Aquatica ficta

Scientific classification
- Kingdom: Animalia
- Phylum: Arthropoda
- Class: Insecta
- Order: Coleoptera
- Suborder: Polyphaga
- Infraorder: Elateriformia
- Family: Lampyridae
- Genus: Aquatica
- Species: A. ficta
- Binomial name: Aquatica ficta (Olivier, 1909)
- Synonyms: Luciola ficta Olivier, 1909

= Aquatica ficta =

- Authority: (Olivier, 1909)
- Synonyms: Luciola ficta Olivier, 1909

Species of beetle

Aquatica ficta is a species of firefly found in Taiwan and parts of China. It was formerly placed in the genus Luciola. Its habitat is still water, and the larvae are aquatic.

==Taxonomy==
The species was described as Luciola ficta by Ernest Olivier in 1909. The type locality is Pin-fa, Guizhou. In 2010, Fu, Ballantyne and Lambkin transferred it and three other Luciola species to the new genus Aquatica.

==Description==
A. ficta has an elongate-oval body that is 7–11 mm long and 3–4 mm wide. The male and female have the same colouration. The pronotum is orange, and the elytra are dark brown, with yellowish brown fringes. The legs have yellowish brown femora. The venter is yellowish brown and dark brown. The male has an oblong aedeagal sheath, around 2.0 mm long, and elongate and subparallel genitalia. The larva has gills and glands that secrete protective substances.

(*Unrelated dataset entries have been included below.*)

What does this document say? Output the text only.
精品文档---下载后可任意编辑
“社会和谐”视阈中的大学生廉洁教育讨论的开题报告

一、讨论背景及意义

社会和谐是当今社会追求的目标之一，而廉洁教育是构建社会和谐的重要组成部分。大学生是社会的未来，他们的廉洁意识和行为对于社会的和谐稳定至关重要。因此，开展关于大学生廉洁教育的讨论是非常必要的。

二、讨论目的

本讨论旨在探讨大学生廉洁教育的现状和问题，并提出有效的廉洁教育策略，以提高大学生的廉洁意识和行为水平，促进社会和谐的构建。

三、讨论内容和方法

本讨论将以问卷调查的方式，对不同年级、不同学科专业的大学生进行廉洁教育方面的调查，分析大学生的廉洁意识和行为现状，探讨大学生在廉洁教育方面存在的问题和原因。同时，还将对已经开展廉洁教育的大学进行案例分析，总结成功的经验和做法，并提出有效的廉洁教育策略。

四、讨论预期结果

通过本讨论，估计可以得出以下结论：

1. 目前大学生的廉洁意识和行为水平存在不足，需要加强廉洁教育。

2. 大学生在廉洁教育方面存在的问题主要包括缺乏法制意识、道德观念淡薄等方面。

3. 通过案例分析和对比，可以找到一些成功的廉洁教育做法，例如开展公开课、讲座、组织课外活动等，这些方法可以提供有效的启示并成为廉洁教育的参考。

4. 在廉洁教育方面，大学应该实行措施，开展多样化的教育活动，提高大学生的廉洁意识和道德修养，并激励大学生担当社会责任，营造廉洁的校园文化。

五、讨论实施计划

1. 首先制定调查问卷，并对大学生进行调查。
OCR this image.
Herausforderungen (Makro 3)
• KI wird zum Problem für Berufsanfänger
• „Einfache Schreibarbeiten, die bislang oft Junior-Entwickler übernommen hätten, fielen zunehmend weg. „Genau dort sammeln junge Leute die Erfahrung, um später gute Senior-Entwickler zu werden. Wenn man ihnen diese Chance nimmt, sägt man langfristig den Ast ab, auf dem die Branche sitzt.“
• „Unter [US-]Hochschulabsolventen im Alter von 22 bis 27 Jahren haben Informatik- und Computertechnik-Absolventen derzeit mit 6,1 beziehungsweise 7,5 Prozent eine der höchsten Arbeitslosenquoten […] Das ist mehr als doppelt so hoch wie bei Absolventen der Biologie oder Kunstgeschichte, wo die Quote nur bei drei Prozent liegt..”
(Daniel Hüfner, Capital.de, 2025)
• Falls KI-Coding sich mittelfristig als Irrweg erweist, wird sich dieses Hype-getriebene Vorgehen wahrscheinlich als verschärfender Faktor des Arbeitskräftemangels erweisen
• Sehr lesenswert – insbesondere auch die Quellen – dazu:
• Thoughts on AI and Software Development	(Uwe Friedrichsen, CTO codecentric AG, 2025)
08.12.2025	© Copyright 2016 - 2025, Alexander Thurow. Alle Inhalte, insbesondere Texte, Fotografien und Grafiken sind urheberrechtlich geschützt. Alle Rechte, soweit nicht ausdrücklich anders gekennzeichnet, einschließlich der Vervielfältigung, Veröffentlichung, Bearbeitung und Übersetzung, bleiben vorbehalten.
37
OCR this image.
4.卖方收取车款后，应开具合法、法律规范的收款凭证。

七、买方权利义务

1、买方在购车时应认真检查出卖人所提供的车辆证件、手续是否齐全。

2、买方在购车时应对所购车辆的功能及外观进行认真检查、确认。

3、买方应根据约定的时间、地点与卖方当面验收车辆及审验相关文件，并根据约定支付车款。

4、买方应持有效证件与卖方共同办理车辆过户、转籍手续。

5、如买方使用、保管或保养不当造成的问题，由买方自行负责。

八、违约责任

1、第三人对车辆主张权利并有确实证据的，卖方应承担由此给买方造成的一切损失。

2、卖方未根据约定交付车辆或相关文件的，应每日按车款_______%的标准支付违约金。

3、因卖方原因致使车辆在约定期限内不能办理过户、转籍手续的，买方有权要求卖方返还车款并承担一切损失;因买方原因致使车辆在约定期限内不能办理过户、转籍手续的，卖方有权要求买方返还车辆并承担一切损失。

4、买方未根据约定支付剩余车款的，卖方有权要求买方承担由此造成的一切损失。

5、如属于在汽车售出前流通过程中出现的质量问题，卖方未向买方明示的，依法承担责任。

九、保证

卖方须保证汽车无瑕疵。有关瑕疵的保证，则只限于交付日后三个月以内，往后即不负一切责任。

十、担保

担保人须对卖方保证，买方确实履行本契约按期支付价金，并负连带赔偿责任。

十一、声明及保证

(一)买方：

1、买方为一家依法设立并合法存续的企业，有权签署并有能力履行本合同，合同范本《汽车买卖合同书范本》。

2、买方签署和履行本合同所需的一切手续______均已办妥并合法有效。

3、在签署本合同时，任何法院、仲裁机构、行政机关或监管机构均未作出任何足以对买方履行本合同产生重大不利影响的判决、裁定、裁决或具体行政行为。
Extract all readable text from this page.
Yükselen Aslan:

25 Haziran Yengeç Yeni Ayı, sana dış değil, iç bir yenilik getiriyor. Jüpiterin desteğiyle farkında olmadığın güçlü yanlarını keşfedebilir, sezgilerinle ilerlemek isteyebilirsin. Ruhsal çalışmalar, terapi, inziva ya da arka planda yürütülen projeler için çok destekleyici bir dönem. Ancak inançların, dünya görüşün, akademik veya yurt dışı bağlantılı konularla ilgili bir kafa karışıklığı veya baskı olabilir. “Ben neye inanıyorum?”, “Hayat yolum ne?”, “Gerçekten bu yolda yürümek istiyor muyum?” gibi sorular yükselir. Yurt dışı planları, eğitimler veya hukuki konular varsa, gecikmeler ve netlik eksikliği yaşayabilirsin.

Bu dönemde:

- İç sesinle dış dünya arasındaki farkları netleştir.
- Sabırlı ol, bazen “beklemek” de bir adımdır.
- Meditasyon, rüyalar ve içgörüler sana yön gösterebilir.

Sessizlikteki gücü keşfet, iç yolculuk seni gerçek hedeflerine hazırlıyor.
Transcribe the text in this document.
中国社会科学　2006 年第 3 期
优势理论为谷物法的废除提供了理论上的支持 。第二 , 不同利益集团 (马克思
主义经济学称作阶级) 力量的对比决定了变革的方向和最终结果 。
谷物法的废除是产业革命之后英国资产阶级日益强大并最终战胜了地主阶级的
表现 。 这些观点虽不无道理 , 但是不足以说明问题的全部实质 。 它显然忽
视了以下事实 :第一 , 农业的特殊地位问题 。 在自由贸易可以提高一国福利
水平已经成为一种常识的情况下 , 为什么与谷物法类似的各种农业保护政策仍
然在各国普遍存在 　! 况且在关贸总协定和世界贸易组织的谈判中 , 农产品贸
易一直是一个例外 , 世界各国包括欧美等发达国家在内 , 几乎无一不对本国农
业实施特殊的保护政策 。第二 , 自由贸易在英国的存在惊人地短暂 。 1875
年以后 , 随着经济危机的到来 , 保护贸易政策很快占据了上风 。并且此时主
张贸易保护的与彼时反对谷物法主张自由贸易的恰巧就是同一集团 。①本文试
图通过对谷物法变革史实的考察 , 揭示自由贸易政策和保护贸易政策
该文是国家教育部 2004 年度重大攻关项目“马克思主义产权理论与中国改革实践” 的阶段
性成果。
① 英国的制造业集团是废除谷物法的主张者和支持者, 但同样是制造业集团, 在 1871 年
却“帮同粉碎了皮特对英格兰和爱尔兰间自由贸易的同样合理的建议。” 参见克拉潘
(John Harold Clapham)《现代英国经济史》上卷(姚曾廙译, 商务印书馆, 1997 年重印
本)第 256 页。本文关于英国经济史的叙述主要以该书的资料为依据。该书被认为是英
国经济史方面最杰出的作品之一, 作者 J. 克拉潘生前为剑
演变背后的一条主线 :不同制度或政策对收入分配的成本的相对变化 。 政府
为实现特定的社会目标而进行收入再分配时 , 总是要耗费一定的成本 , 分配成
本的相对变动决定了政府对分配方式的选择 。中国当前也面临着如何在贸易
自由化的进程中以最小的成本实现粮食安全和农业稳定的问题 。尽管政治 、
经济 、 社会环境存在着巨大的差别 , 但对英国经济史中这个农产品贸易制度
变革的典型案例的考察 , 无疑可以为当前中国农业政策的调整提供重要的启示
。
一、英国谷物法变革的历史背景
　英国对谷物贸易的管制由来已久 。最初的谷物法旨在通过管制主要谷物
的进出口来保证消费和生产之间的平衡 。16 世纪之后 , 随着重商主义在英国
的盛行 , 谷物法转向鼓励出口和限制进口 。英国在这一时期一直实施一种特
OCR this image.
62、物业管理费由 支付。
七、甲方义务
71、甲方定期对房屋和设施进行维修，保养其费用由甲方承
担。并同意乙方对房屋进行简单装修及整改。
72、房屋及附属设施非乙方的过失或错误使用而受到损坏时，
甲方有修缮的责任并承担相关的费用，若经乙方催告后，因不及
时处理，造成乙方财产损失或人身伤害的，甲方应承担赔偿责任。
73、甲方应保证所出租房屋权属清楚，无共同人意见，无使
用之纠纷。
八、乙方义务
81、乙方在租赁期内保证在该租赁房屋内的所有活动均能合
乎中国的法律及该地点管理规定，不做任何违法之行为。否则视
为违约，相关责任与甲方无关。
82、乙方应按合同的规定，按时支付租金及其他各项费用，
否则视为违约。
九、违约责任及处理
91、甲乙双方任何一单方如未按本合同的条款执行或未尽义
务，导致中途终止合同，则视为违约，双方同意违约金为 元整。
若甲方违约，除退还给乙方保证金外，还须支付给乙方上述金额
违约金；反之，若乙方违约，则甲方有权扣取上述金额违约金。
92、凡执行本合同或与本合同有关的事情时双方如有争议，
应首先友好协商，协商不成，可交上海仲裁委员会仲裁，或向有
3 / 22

==Distribution and habitat==
A. ficta is found in Guizhou, Fujian, Hong Kong and Taiwan. It is commonly found in still water and rice paddies, and the larvae prefer muddy substrate. Adults occur all year. In Taiwan, they are most common in April and August.

==Behaviour==
The larvae are aquatic; not being able to swim, they crawl at the bottom of water. They go through six instars. They eat small invertebrates and carrion. The larvae probably burrow in mud during dry periods. The adult's light is green-yellow. The males fly to look for mates while the females usually do not fly, remaining on the ground. About 100 eggs are laid on moist soil or plants. In one experiment, the life cycle was completed in about 120 days. A 2010 study recorded about 390 days, the larval stage spanning about 330 days.